Rui Ferreira, Arquidiocese de Braga
1 – Vivemos, por estes dias nos auspícios de um novo ano que se vai iniciar. Falamos de um total de exatamente 8760 horas que nos são novamente oferecidas. Considerando que passaremos cerca de um terço desse tempo a dormir, estamos reduzidos a (apenas) 5840 horas, que correspondem a cerca de 350 mil minutos e quase 21 milhões de segundos. É imenso tempo, embora corresponda a uma milésima infinitesimal do tempo real da humanidade sobre a Terra. E quais são os nossos planos para esse tempo?

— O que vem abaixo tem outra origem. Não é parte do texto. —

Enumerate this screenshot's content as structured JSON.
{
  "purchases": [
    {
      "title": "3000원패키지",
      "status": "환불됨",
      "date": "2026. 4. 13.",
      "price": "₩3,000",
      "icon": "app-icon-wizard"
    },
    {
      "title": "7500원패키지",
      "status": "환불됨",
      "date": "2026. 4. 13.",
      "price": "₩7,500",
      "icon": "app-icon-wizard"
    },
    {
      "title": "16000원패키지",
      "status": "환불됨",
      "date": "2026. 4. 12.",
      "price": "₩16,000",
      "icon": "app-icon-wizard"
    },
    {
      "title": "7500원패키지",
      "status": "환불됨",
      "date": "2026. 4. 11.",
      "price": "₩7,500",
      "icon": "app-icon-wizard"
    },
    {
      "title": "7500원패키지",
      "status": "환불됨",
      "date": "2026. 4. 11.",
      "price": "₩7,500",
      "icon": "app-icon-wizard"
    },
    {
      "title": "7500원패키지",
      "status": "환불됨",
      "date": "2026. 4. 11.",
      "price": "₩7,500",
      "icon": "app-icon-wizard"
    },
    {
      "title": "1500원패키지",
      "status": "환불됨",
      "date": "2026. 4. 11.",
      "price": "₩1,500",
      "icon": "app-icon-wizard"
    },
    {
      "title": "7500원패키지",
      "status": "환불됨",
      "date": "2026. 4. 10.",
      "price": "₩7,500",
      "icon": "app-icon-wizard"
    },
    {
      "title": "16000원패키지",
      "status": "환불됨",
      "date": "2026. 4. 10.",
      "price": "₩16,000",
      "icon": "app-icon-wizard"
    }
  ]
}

2 – O ano que agora finda deixa-nos a todos perplexos, limitados, exaustos. Nenhuma expectativa foi, talvez, cumprida em 2020. Aliás, quando imaginávamos o ano que se iniciaria há precisamente um ano atrás, jamais conseguiríamos prever o grande desafio que seria colocado a cada um de nós, em particular, e à humanidade, como um todo. Por isso mesmo, seria legítimo não partirmos com grandes conjeturações para o ano que vem. No entanto, teremos tido poucas passagens de ano tão oportunas como esta que nos é oferecida.
3 – Para Fernando Pessoa, o Ano Novo oferece-nos a “ficção de que começa alguma coisa”. No entanto, “nada começa: tudo continua”[1]. Por sua vez, o literato brasileiro Carlos Drummond de Andrade na sua” receita de Ano Novo”[2] impele-nos a pôr de lado a lista de boas intenções ou a chorar arrependido pelo ano que passou. “Para ganhar um Ano Novo
que mereça este nome, você, meu caro, tem de merecê-lo”. Já o Papa Francisco, referindo-se concretamente ao ano de 2021, diz-nos que é oportunidade para formarmos “uma comunidade em que todos se acolhem mutuamente e cuidam uns dos outros” [3].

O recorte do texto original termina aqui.